For human review, PubNoteRender formats the information found in a PubMedOut document

11.

XSL-FO is created with all of the content to be presented downstream in PDF, HTML, and DOCX

12.

XSL-FO is transformed into PDF for print purposes

12a. – a conforming XSL-FO 1.1 processor directly produces the output (not part of this repository)

12b. – a non-conforming XSL-FO 1.1 process requires a transformation to make a suitable subset XSL-FO

13.

XSL-FO is transformed into XHTML for browser display

14.

XHTML is transformed into SWPX (Simple Word Processing XML) for word processing purposes

15.

The Wordinator tool combines SWPX and a Microsoft DOTX template to produce a DOCX file

16.

Optionally, PubNoteOutIndent processes a PubMedOut document into an indented XML output

The tools used in implementing these data flows are found in the utilities/ project subdirectory.

XSLT stylesheets are executed using the Saxon 12HE (Home Edition) processor. The stylesheets are documented using Crane Softwrights Ltd.’s XSLStyle documentation methodology and stylesheets.

The Jing processor is used for XML instance validation against a Relax-NG (RNG) version of the two PubMed DTDs. The RNG was created using Trang (not included in the project).

The Apache FOP XSL-FO engine is included, but it is not conforming with respect to the presence of elements and attributes in foreign namespaces. Accordingly, there is a filtering step to remove the annotations before handing the XSL-FO instance to FOP for processing to create the output PDF files.

For conversion of SWPX to DOCX, the Wordinator distribution by Eliot Kimber is included, plus a separate directory in which is found a “fat” version of the JAR file complete with all dependencies in order to run standalone.

Conclusion

The biomedical research community needs the reliable and full-featured OLSPub database with which it can move forward with its invaluable progress towards solving our world’s medical challenges. And it can do so with the fidelity of PubMed content without worry about what changes there may be in the future regarding access to the original US-based resource.

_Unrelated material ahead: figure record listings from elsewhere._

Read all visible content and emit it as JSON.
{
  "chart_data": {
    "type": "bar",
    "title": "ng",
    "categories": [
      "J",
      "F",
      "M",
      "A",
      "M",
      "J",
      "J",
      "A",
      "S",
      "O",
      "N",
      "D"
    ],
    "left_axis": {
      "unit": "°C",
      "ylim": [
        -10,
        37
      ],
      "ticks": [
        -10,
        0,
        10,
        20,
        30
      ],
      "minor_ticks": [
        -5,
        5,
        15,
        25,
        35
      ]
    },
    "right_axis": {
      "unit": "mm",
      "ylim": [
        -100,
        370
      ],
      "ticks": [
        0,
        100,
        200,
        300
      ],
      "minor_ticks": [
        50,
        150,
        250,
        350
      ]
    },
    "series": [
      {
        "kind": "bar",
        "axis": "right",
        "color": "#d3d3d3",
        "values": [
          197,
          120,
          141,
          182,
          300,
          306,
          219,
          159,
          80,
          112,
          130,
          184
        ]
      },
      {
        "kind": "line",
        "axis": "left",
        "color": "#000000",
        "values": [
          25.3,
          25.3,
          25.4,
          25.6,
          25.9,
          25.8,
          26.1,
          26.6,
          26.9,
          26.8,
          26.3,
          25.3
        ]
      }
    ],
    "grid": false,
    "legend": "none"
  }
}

XML is an unambiguous syntax with which one labels the content of a stream of information such that computer systems can identify portions of that content by the labels. In turn, using those labels to identify commonly-understood semantics behind the labeled content, computer systems can effectively interpret the stream of content for its intended purposes. This is ideal for the description of database information, and so XML is used for both ingress and egress of bibliographic citation information.

The successful deployment of OLSPub is supported with suites of XML tools that help this community, who may not be familiar with or experienced with the vagaries of rigid XML syntax.

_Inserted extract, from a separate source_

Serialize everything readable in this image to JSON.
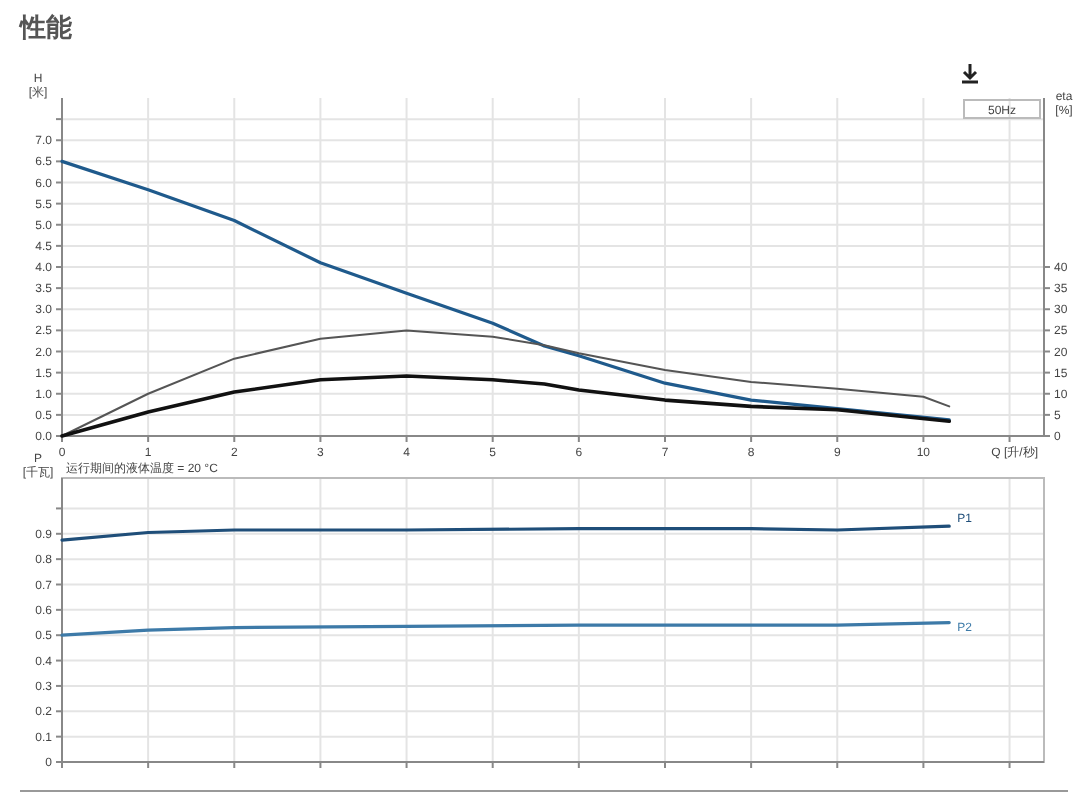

The <PubNote> project is only one such suite of XML tools. It provides multi-lingual exposition of instances of PubMed submission XML and PubMed distribution XML documents. The project is open to participation to anyone interested in contributing to the success of OLSPub by improving on the features.

Biographical notes

G. Ken Holman is the XML technical lead at https://RealtaOnline.com an online provider of purpose-built for standards publishing services supporting NISO XML and its derivatives, STS and JATS, and DocBook XML. The founder of Crane Softwrights Ltd., Ken has contributed to the community for decades sharing his XML, XSLT, and XSL-FO experiences solving real-world problems using open standards.